If the IEA Is Right, These ETFs Are Good Long-Term Bets
The International Energy Agency said the US will surpass Saudi Arabia as the world's largest crude producer by 2020.
"The recent rebound in US oil and gas production ... is spurring economic activity ... and steadily changing the role of North America in global energy trade," IEA said in its World Energy Outlook released over the weekend.
Assuming the IEA is correct in its prediction that crude will rise to $125 per barrel by 2035, this could be very good news indeed for the US economy. It should also prove to be excellent news for the following news going forward.
Market Vectors Unconventional Oil & Gas ETF (NYSEARCA:FRAK): All of sudden, the Market Vectors Unconventional Oil & Gas ETF becomes more than just a new ETF with a cute ticker. FRAK, which debuted in February, has thus far struggled to attract to assets with less than $18 million heading into the start of trading today. To some extent, FRAK's struggles on the asset front are understandable. There are plenty of large-cap heavy equity-based oil ETFs on the market so standing out can be difficult.
However, that is exactly what FRAK has the potential to do assuming the US really does become the world's king of oil output. All of FRAK's constituents have some exposure to North American shale or oil sands production. One big reason to like FRAK: If an investor cannot own shares of EOG Resources (NYSE:EOG) directly, FRAK is the ETF with largest weight to the stock at over 7%.
EOG is the dominant producer in the Eagle Ford Shale, a primary reason why US oil production is surging. Texas-based EOG has consistently raised its Eagle Ford reserve estimates to the point where it is reasonable to expect this well-run company will expand its leadership role among US oil and gas independents.

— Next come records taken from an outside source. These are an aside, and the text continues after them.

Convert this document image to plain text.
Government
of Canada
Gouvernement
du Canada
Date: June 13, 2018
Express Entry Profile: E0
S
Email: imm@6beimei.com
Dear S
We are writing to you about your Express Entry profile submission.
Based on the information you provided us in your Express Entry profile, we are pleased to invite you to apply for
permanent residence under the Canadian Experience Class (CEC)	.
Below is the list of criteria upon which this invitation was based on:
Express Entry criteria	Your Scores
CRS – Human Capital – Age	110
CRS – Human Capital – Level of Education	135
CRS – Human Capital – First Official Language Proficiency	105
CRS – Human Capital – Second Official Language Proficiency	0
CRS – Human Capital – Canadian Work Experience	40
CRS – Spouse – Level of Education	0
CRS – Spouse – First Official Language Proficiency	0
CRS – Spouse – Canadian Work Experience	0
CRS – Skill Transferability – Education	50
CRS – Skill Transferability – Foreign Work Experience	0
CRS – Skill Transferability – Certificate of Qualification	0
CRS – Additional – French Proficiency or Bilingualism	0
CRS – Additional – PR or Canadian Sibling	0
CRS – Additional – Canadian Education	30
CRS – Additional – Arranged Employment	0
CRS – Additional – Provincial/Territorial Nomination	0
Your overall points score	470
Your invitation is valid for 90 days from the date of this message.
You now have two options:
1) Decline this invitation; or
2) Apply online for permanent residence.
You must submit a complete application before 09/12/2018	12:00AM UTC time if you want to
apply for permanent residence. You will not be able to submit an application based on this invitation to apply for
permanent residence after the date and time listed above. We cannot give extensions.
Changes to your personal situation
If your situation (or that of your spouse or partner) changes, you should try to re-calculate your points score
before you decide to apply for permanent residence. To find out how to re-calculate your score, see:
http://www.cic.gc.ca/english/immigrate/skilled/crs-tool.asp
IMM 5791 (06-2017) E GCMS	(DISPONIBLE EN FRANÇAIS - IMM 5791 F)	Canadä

PowerShares Dynamic Energy Sector Portfolio (NYSEARCA:PXI): The PowerShares Dynamic Energy Sector Portfolio has decent size with over $109 million in AUM, but this is another fund that has a tendency to get lost in the shuffle of oil ETFs. That is a shame because PXI has sharply outperformed larger rivals such as the Energy Select Sector SPDR (NYSEARCA:XLE) this year.
PXI is also an under-appreciated shale play as its 58 constituents include EOG, Hess (NYSE:HES), and some of the major integrated names. What makes PXI most appealing is diversity. The ETF offers exposure to integrated names, independents, refiners, and pipeline firms.
SPDR S&P Oil & Gas Exploration & Production ETF (NYSEARCA:XOP): The SPDR S&P Oil & Gas Exploration & Production ETF, a favorite of short-term traders because of the ETF's volatile nature, has a tendency to make an appearance on shale ETF lists. XOP's presence on this list is validated for several reasons.
First, XOP is heavily tilted to exploration and production firms (74.5% of the fund's weight), meaning the fund's constituency is not highly exposed to refining margins.
Second, XOP is essentially an equal weight product, so even the largest independents such as ConocoPhillips (NYSE:COP) and Anadarko Petroleum (NYSE:APC) do not dominate this fund.
Third, XOP is not excessively weighted to its holdings that have the largest market values. On a related note, XOP is home to plenty of mid-cap names that have been rumored to be takeover targets. With US oil production rising, but output slowing for some of the major integrateds, Exxon in particular, a fresh wave of mergers and acquisitions activity in the oil patch could come to pass. That could be a boon down the road for XOP investors.